[governance] Debunking eight myths about multi-stakeholderism

Karl Auerbach karl at cavebear.com
Tue Apr 28 17:51:06 EDT 2015

On 04/28/2015 02:15 PM, Jeremy Malcolm wrote:
> On 27/04/2015 7:11 pm, Karl Auerbach wrote:
>> And national governments: If we accept the theory that those
>> governments honestly and accurately express the values and interests
>> of their citizens, then why do we do need any other participants than
>> governments?  The answer is obvious: We have learned that governments,
>> just like corporations, tend to be driven by small opaque groups and
>> express the short-term interests of those groups.
> Few other multi-stakeholder skeptics will buy this, because
> representative democracy is the one thing that they most want to
> preserve in future Internet governance arrangements.  Your ideals of
> direct democracy holding back corporations and governments are seen as
> even more utopian than multi-stakeholder ideals.  But IMHO
> multi-stakeholderism and direct democracy are not that far apart
> conceptually; the main difference is that the latter is more difficult
> to realise in practice and is more vulnerable to majoritarian tyranny.

Perhaps I didn't write my prior note well enough - I am not advocating a 
direct voting system.  Rather I am advocating a system in which each 
human has an equal opportunity to make his/her voice heard - and this 
concern is the same whether the system is direct or representative.

And my additional point is that human voices, and only human voices, 
should have any power to vote and decide matters.  Combinations, such as 
corporations and governments ought, of course, be allowed to proffer 
advice, but not to cast votes.
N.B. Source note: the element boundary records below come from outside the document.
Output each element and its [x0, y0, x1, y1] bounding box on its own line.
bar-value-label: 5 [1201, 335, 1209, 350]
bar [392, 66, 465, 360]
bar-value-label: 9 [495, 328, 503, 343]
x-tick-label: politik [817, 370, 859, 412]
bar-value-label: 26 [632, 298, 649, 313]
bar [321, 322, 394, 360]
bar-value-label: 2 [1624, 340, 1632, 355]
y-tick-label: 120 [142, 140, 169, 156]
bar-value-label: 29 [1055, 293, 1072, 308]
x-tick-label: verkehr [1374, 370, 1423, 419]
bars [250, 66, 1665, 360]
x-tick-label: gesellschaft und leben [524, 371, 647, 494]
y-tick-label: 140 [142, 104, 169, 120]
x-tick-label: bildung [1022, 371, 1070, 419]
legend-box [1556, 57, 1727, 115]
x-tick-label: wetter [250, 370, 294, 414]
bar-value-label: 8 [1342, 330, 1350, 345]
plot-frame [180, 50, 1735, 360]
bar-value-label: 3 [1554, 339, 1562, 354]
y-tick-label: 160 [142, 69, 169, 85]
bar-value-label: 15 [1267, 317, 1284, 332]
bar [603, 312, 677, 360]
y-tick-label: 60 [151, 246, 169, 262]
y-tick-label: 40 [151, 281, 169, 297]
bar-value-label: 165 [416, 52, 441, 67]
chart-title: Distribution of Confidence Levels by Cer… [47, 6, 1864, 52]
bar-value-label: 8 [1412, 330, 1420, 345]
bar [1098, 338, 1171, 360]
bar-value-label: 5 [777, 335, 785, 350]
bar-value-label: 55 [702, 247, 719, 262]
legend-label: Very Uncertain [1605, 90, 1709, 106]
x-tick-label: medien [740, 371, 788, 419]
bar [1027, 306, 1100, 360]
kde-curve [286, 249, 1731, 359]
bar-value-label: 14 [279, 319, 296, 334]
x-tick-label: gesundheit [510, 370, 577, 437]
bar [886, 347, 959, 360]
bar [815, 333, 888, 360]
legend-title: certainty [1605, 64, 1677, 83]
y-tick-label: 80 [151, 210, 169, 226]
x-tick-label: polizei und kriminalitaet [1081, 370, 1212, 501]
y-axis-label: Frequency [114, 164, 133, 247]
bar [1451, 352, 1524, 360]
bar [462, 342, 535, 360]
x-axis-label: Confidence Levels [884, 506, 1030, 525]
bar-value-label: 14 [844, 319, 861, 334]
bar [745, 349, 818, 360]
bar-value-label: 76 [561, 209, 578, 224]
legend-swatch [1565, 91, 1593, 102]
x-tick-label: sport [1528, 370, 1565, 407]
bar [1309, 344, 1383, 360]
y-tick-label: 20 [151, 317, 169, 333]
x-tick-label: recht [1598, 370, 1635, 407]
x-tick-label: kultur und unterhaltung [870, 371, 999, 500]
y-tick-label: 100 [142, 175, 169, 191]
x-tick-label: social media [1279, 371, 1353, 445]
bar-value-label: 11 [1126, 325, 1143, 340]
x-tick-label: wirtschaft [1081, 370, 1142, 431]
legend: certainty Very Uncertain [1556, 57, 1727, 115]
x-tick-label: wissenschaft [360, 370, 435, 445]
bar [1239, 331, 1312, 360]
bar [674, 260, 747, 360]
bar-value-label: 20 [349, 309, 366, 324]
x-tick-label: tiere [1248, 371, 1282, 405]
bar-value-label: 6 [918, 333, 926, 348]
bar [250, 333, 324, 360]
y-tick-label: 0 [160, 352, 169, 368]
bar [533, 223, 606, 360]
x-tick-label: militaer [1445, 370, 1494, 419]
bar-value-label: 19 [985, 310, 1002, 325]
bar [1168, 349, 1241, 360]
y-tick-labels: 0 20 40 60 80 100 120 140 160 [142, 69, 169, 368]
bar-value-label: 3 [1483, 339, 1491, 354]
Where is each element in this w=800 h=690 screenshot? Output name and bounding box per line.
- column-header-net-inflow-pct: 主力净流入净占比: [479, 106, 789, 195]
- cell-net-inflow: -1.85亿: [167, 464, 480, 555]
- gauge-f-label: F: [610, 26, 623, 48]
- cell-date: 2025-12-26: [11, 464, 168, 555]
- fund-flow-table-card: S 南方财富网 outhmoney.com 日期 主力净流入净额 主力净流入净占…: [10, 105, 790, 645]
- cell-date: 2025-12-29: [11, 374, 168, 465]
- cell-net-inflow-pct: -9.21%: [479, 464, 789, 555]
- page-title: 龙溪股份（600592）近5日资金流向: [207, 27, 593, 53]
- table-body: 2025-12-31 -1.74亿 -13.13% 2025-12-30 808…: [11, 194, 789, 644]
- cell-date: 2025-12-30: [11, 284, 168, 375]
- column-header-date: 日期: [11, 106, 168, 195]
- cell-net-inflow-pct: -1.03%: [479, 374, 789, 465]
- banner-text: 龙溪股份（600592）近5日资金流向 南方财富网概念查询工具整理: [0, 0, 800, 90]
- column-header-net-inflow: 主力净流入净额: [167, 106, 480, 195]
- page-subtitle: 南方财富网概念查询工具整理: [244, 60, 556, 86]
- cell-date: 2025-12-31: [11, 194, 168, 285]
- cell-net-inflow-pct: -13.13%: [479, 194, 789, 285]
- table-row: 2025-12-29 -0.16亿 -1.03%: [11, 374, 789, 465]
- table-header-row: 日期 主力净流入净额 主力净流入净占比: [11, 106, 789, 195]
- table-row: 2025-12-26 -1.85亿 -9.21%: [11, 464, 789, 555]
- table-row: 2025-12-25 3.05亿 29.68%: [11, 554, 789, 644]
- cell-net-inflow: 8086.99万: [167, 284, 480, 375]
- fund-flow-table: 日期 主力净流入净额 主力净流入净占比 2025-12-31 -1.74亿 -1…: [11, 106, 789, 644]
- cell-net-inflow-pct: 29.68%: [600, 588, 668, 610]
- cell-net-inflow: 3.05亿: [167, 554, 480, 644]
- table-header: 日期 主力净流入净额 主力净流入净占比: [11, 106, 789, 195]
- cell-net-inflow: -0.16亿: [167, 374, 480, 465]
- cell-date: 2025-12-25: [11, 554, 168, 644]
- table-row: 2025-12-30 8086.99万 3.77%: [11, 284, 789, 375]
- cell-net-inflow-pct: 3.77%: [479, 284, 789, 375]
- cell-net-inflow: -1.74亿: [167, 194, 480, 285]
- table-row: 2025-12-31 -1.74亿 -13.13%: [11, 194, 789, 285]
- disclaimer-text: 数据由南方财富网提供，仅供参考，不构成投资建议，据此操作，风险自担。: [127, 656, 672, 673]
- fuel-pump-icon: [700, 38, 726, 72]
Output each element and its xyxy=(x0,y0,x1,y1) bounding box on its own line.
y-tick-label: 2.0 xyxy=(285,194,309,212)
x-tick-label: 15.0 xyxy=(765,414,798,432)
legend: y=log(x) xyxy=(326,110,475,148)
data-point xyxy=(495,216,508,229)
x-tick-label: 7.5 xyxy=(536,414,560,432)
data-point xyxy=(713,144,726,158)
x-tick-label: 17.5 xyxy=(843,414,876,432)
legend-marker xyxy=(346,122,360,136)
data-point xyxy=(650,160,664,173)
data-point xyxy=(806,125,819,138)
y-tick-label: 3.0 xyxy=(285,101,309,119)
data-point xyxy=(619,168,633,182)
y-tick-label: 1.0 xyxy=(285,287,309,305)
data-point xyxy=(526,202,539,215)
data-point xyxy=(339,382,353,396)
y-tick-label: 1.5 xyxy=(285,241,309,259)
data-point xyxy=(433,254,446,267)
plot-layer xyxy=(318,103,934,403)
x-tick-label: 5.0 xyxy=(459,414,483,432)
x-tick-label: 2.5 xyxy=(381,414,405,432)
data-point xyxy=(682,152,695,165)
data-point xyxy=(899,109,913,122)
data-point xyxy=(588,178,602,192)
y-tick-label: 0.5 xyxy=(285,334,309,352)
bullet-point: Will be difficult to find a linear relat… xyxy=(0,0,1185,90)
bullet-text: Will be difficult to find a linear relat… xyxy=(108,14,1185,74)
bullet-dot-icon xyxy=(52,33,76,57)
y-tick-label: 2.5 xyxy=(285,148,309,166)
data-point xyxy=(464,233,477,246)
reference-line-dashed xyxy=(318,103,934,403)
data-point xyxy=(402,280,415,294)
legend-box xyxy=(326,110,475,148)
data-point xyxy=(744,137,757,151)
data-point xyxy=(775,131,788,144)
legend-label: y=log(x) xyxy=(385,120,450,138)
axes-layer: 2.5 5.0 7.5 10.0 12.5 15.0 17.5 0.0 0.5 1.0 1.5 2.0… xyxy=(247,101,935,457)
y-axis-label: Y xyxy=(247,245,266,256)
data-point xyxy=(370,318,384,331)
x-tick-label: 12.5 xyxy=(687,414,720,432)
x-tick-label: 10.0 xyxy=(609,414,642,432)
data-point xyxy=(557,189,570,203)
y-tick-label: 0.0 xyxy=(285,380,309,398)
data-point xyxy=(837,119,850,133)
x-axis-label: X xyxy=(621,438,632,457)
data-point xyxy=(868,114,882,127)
Their power ought to be constrained to 
merely offer advice and try to convince those who do have the power of 
choice, humans.

I am a hard nosed person who knows that we can't have direct votes on 
every issue; I know that we need some sort of elected representative 
system with clear means of periodic re-chosing of representatives and 
perhaps even recall.

Rather I am talking about a choice between a system that is controlled 
by people or a system that is as if custom designed to be captured by 
corporate interests and governmental bureaucrats,

Stakeholderism - with or without the "multi" prefix - is the utopian 
dream that will inexorably become a distopian nightmare.

Let corporations and governments give their views and advice, but 
withhold from them the franchise to participate in any process in which 
decisions are made.  Only humans (or their chosen representatives) ought 
to be making the choices.

If a "stakeholder" feels it needs to express its view then let it speak, 
let it attempt to convince, but only to attempt to convince, nothing more.